Le 16 mai 2026, le Port autonome de Dakar a officiellement refermé le dossier du tanker « Mersin », un navire endommagé depuis novembre 2025 dans des circonstances encore non précisées. Selon le communiqué du PAD, les dégâts concernaient les œuvres vives, notamment la salle des machines, nécessitant des opérations d’investigation, d’obturation des brèches et de vidange.

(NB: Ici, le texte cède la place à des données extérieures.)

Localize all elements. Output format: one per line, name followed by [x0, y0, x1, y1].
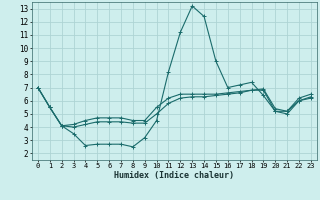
- X-axis label: Humidex (Indice chaleur): Humidex (Indice chaleur): [115, 171, 234, 180]
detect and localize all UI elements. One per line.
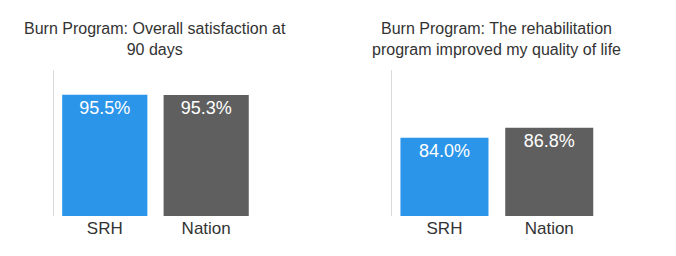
svg-text:Nation: Nation	[525, 219, 574, 238]
svg-text:Nation: Nation	[182, 219, 231, 238]
svg-text:SRH: SRH	[87, 219, 123, 238]
svg-text:95.3%: 95.3%	[181, 98, 232, 118]
svg-text:Burn Program: The rehabilitati: Burn Program: The rehabilitationprogram …	[372, 20, 621, 58]
svg-text:SRH: SRH	[427, 219, 463, 238]
svg-text:86.8%: 86.8%	[524, 131, 575, 151]
svg-text:Burn Program: Overall satisfac: Burn Program: Overall satisfaction at90 …	[24, 20, 286, 58]
svg-text:95.5%: 95.5%	[79, 98, 130, 118]
svg-text:84.0%: 84.0%	[419, 141, 470, 161]
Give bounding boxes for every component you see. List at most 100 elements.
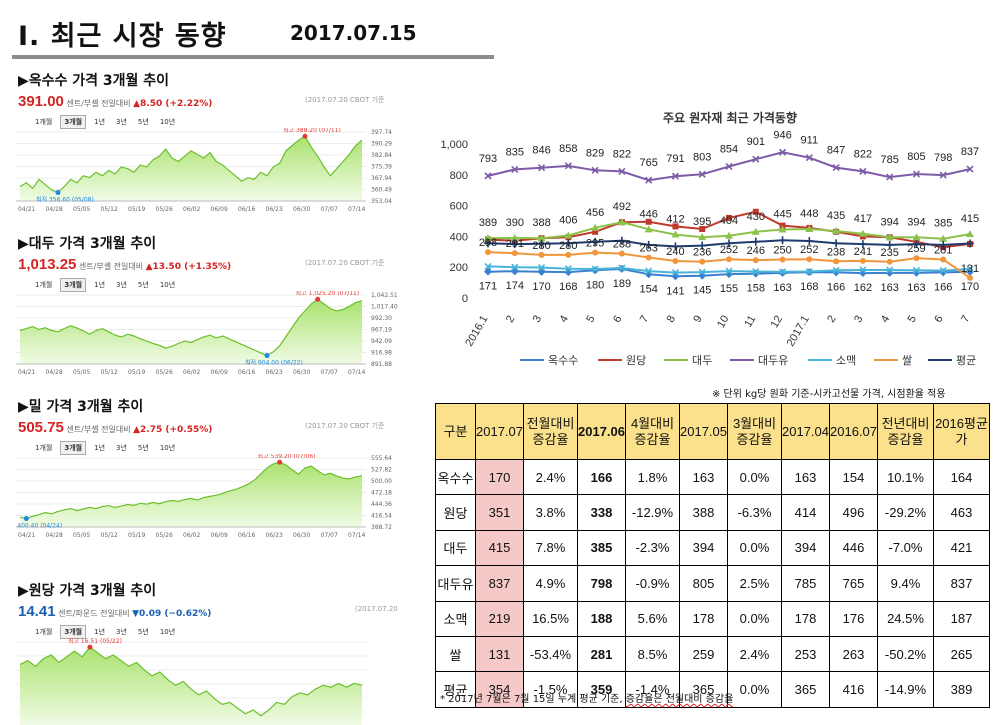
period-tab[interactable]: 1개월 bbox=[35, 118, 53, 126]
data-label: 162 bbox=[854, 282, 872, 294]
table-cell: 164 bbox=[933, 458, 990, 496]
data-label: 492 bbox=[613, 201, 631, 213]
period-tab[interactable]: 5년 bbox=[137, 444, 149, 452]
data-label: 835 bbox=[506, 146, 524, 158]
data-point bbox=[644, 225, 653, 233]
period-tab[interactable]: 3년 bbox=[116, 628, 127, 636]
data-point bbox=[484, 234, 492, 242]
data-point bbox=[538, 251, 545, 258]
period-tab[interactable]: 10년 bbox=[159, 281, 176, 289]
table-cell: 253 bbox=[781, 635, 830, 673]
data-label: 166 bbox=[827, 281, 845, 293]
source-meta: (2017.07.20 CBOT 기준 bbox=[305, 96, 385, 104]
data-point bbox=[912, 233, 921, 241]
data-point bbox=[778, 268, 787, 276]
table-header-cell: 구분 bbox=[435, 403, 476, 460]
price-change: ▲8.50 (+2.22%) bbox=[133, 99, 213, 109]
table-cell: 7.8% bbox=[523, 529, 578, 567]
y-tick-label: 967.19 bbox=[371, 327, 392, 334]
chart-heading: ▶옥수수 가격 3개월 추이 bbox=[18, 73, 170, 89]
period-tab[interactable]: 1년 bbox=[94, 118, 106, 126]
x-tick-label: 8 bbox=[665, 314, 678, 325]
table-cell: 416 bbox=[829, 671, 878, 708]
table-cell: 265 bbox=[933, 635, 990, 673]
data-point bbox=[806, 256, 813, 263]
data-label: 435 bbox=[827, 210, 845, 222]
period-tab[interactable]: 3개월 bbox=[60, 115, 87, 129]
data-label: 288 bbox=[613, 239, 631, 251]
period-tab[interactable]: 1개월 bbox=[35, 628, 53, 636]
y-tick-label: 397.74 bbox=[371, 129, 392, 136]
period-tab[interactable]: 3개월 bbox=[60, 278, 87, 292]
data-point bbox=[511, 165, 519, 173]
price-area bbox=[20, 299, 362, 364]
x-tick-label: 06/16 bbox=[238, 206, 255, 213]
data-label: 170 bbox=[961, 281, 979, 293]
table-header-cell: 전년대비 증감율 bbox=[877, 403, 934, 460]
x-tick-label: 04/21 bbox=[18, 532, 35, 539]
row-label-cell: 소맥 bbox=[435, 600, 476, 637]
data-point bbox=[913, 255, 920, 262]
data-point bbox=[939, 267, 947, 275]
data-label: 448 bbox=[800, 208, 818, 220]
period-tab[interactable]: 10년 bbox=[159, 628, 176, 636]
period-tab[interactable]: 5년 bbox=[137, 628, 149, 636]
period-tab[interactable]: 3년 bbox=[116, 118, 127, 126]
table-cell: 163 bbox=[679, 458, 728, 496]
data-point bbox=[912, 170, 921, 178]
price-line bbox=[19, 298, 363, 357]
table-cell: 170 bbox=[475, 458, 524, 496]
data-point bbox=[644, 240, 653, 249]
period-tab[interactable]: 5년 bbox=[137, 281, 149, 289]
table-cell: -1.4% bbox=[625, 671, 680, 708]
data-point bbox=[617, 218, 626, 226]
chart-title: 주요 원자재 최근 가격동향 bbox=[663, 110, 797, 125]
data-point bbox=[832, 239, 841, 248]
table-cell: 0.0% bbox=[727, 600, 782, 637]
period-tab[interactable]: 3개월 bbox=[60, 441, 87, 455]
y-tick-label: 555.64 bbox=[371, 455, 392, 462]
data-point bbox=[618, 264, 626, 272]
x-tick-label: 06/16 bbox=[238, 532, 255, 539]
period-tab[interactable]: 10년 bbox=[159, 118, 176, 126]
data-point bbox=[778, 148, 787, 156]
table-row: 대두유 837 4.9% 798 -0.9% 805 2.5% 785 765 9.4% 837 bbox=[435, 565, 990, 602]
table-cell: -14.9% bbox=[877, 671, 934, 708]
data-point bbox=[752, 257, 759, 264]
data-point bbox=[592, 249, 599, 256]
table-cell: 837 bbox=[933, 565, 990, 602]
period-tab[interactable]: 5년 bbox=[137, 118, 149, 126]
data-point bbox=[511, 263, 519, 271]
period-tab[interactable]: 3년 bbox=[116, 281, 127, 289]
data-point bbox=[671, 242, 680, 251]
table-cell: 463 bbox=[933, 494, 990, 531]
data-point bbox=[537, 234, 546, 242]
table-cell: 388 bbox=[679, 494, 728, 531]
data-label: 246 bbox=[747, 245, 765, 257]
table-cell: 394 bbox=[679, 529, 728, 567]
x-tick-label: 06/09 bbox=[211, 532, 228, 539]
data-label: 822 bbox=[854, 148, 872, 160]
price-value: 391.00 bbox=[18, 93, 64, 110]
data-label: 168 bbox=[559, 281, 577, 293]
price-unit: 센트/부셸 bbox=[63, 99, 102, 108]
data-label: 281 bbox=[934, 245, 952, 257]
period-tab[interactable]: 1년 bbox=[94, 444, 106, 452]
data-point bbox=[591, 223, 600, 231]
period-tab[interactable]: 3개월 bbox=[60, 625, 87, 639]
period-tab[interactable]: 1개월 bbox=[35, 281, 53, 289]
data-point bbox=[671, 269, 680, 277]
table-header-row: 구분 2017.07 전월대비 증감율 2017.06 4월대비 증감율 2017.05 3… bbox=[435, 403, 990, 460]
period-tab[interactable]: 10년 bbox=[159, 444, 176, 452]
table-cell: 421 bbox=[933, 529, 990, 567]
period-tab[interactable]: 3년 bbox=[116, 444, 127, 452]
period-tab[interactable]: 1년 bbox=[94, 628, 106, 636]
period-tab[interactable]: 1년 bbox=[94, 281, 106, 289]
data-label: 946 bbox=[773, 129, 791, 141]
row-label-cell: 원당 bbox=[435, 494, 476, 531]
y-tick-label: 916.98 bbox=[371, 350, 392, 357]
period-tab[interactable]: 1개월 bbox=[35, 444, 53, 452]
y-tick-label: 375.39 bbox=[371, 164, 392, 171]
table-cell: -29.2% bbox=[877, 494, 934, 531]
data-label: 145 bbox=[693, 285, 711, 297]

Ces travaux ont été menés avec l’appui de la Marine nationale, de la Haute Autorité chargée de la Coordination de la Sécurité maritime (HASSMAR) et de l’Agence nationale des Affaires maritimes (ANAM). Aucun dommage environnemental n’a été signalé, une performance saluée par les autorités.

Une gestion de crise longue mais maîtrisée

La durée de l’intervention – six mois – reflète la complexité technique et administrative du dossier. Le transbordement de la cargaison, la sécurisation du navire et son remorquage vers la Turquie ont nécessité une coordination inédite entre acteurs publics et privés. Pour le PAD, cet épisode constitue un « test grandeur nature » des capacités de réponse aux incidents maritimes. Il met en lumière les protocoles mis en place après la création de la HASSMAR, visant à centraliser la gestion des crises en mer.

Un enjeu de compétitivité régionale

L’incident du « Mersin » intervient dans un contexte de concurrence portuaire accrue en Afrique de l’Ouest. Le Port de Lomé, voisin, a traité plus de 30,6 millions de tonnes de marchandises en 2024 et se positionne comme un hub majeur. Abidjan, de son côté, engage des investissements massifs pour moderniser ses infrastructures. Dakar, qui ambitionne de rester une plaque tournante, doit démontrer sa fiabilité. La gestion de cet incident – sans pollution ni interruption majeure des activités – peut être lue comme un signal positif pour les armateurs et chargeurs.

Les limites de la résilience portuaire

Toutefois, cet épisode pose des questions plus larges. La durée de l’opération interroge sur la capacité des ports de la région à gérer des sinistres de grande ampleur sans perturber le trafic. Si le PAD a su mobiliser les ressources nécessaires, tous les ports ouest-africains ne disposent pas d’un cadre institutionnel aussi structuré. Par ailleurs, le risque environnemental – même écarté ici – rappelle la vulnérabilité des écosystèmes côtiers, comme en témoigne la dégradation de la mangrove de Khor au Sénégal, évoquée dans un autre article récent.

Vers une harmonisation des standards?

Cet incident pourrait inciter les autorités portuaires de la région à renforcer leurs dispositifs de sécurité. Des initiatives comme le projet de corridor maritime sécurisé de l’Union africaine gagnent en pertinence. En attendant, le PAD capitalise sur cette expérience pour améliorer ses procédures. La question reste ouverte de savoir si les autres hubs – Abidjan, Lomé, Tema – pourraient répondre avec la même efficacité à un sinistre similaire.

La résolution de l’incident du « Mersin » est un jalon positif pour Dakar, mais elle rappelle que la résilience portuaire ne se décrète pas. Dans une région où le trafic maritime croît rapidement, chaque incident est une épreuve de vérité pour les infrastructures et les institutions. La compétitivité des ports ouest-africains se jouera aussi sur leur capacité à prévenir et gérer les crises.